The SEO industry relies on data and measurement to justify its actions, strategy and very existence. Without public data or competitive intelligence, sites run the risk of existing in black box silos with everyone but the Webmaster guessing at possible visitor traffic and pageviews. So we rely on estimation tools, such as Compete, Alexa, Quantcast and ComScore to not only spy on competitors but also present a public snapshot of a site to possible advertisers without giving away all that valuable data.
Rand Fishkin recently discussed the accuracy of visitor data for SEOMoz site traffic and the sometimes egregiously incorrect data provided by these tools. He rallied a call-to-arms for Webmasters to share the level of deviation on their own sites and form an industry consensus. We took Rand’s spirited dissertation to heart and analyzed a large (anonymous) site, comparing actual data with the public estimates.
Alexa.com – Lots of Data (Most of It Wrong)
Alexa gets credit for offering more data than other free public services, including search keyword traffic, clickstream data and audience demographics. The only issue being the extremely inaccurate nature of this information.
The top queries from search traffic were not indicative of actual organic search activity, with a few queries not appearing at all in the real data. Perhaps most inexcusable was the “% of traffic from US”, comparing Alexa’s 74% with the actual 96%. This is an important metric to advertisers and the discrepancy here could very much impact our business opportunities.
The demographic of site visitors has been shown to be Males, 35-44, (confirmed through a number of methods) but Alexa interpreted our visitors instead as Females, 45-54, which is the exact opposite from reality.
Compete.com – Under-reporting Visitors & Proud of It
Compete reported Unique Visitors at 57.92% lower than actual data, though some penance is given with the option to export CSV data. They might be forgiven a margin of error for sudden swing months, though this large discrepancy is averaged over 7 months time.
Actual Data: 4,596,476 unique visitors
Compete Data: 1,934,332 unique visitors
DoubleClick – Google Gets It Wrong
You would expect the master of data to have accurate numbers, especially considering that the crux of their revenue stream depends on adoption of AdWords and AdSense. The margin of error is not much different than Compete and Alexa at 63% under-reported Unique Visitors and 24% under-reported Pageviews.
- DoubleClick: 68,000
- Actual: 185,733
- Difference: 63.39%
- DoubleClick: 830,000
- Actual: 1,086,206
- Difference: 23.59%
Quantcast – Great if Quantified (Otherwise Not)
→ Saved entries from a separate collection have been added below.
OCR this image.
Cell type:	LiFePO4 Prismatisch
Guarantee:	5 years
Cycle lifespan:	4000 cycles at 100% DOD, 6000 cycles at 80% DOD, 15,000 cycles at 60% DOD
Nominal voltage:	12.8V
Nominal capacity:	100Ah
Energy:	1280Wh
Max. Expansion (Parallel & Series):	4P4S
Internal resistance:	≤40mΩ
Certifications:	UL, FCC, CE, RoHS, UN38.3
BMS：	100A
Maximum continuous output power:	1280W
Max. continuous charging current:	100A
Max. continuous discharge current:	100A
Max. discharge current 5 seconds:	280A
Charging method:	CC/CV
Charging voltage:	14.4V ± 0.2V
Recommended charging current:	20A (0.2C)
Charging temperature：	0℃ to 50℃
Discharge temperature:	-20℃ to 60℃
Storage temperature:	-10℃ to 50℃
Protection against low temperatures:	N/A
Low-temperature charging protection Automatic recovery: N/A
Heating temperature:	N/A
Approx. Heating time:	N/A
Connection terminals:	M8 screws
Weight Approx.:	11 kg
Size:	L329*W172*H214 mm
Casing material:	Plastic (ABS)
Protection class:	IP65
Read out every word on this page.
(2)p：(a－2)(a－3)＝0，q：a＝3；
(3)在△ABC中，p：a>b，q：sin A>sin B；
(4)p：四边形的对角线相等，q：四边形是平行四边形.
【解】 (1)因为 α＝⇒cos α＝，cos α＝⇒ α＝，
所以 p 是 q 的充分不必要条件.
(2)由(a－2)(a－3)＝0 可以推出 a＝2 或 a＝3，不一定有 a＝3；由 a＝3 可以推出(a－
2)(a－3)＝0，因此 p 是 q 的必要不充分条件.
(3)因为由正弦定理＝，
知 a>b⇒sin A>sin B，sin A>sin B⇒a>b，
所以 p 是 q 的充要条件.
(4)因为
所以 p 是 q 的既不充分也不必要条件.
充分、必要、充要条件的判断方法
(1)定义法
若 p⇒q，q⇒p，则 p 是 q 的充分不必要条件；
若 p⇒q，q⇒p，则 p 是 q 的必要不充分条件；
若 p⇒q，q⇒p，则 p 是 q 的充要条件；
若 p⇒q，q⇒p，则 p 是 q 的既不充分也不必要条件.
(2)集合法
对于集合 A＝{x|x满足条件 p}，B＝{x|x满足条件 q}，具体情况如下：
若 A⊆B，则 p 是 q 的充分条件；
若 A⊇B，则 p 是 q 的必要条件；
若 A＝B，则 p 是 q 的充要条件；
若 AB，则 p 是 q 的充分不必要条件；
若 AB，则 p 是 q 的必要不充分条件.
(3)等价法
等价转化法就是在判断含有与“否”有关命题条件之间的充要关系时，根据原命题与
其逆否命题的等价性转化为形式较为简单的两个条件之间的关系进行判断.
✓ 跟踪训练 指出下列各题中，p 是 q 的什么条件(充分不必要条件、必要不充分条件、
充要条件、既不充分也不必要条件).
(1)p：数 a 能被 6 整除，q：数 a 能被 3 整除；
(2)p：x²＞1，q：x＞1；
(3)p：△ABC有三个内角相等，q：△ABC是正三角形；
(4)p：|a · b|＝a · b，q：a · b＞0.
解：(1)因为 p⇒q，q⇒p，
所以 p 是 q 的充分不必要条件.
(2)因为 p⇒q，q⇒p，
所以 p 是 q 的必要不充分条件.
Electing to place a Quantcast tag on your site (hereafter known as being Quantified!) allows you to publically share real data. The tag does not estimate, nor does it guess, but instead provides accurate and reliable data. However, not everyone is comfortable with this level of transparency and instead relies on Quantcast to estimate their traffic. A quick review of 3 large sites shows unique estimates under-reported by 85% – 90%. Not even close to reality. Similar to Alexa’s missteps on audience demographic, Quantcast viewed our Males, 35-44, site instead as Females, 50+.
ComScore – You Pay for the Best of the Worst
The only paid service mentioned here is noticeably more accurate than the alternatives, showing only a 12% pageview under-reporting discrepancy compared with real data. Being the service most widely respected, it was refreshing to see ComScore actually coming close to providing true analytics.
Actual Data: 10,161,527 pageviews
ComScore Data: 13,519,743 pageviews
The goal of these traffic tools is to offer a public face for your site without giving away all that valuable data. So in that context estimations are perfectly useful, though a margin of error between 10%-15% is not an unreasonable request for general accuracy. All tools error on the side of conservative under-reporting, which is an understandable tendency, though the degree of discrepancy should still fall within moderate boundaries. It is interesting, however, that many tools show a similar magnitude of error around 60% under-reported, perhaps indicate that the same (inaccurate) data source is referenced by multiple tools.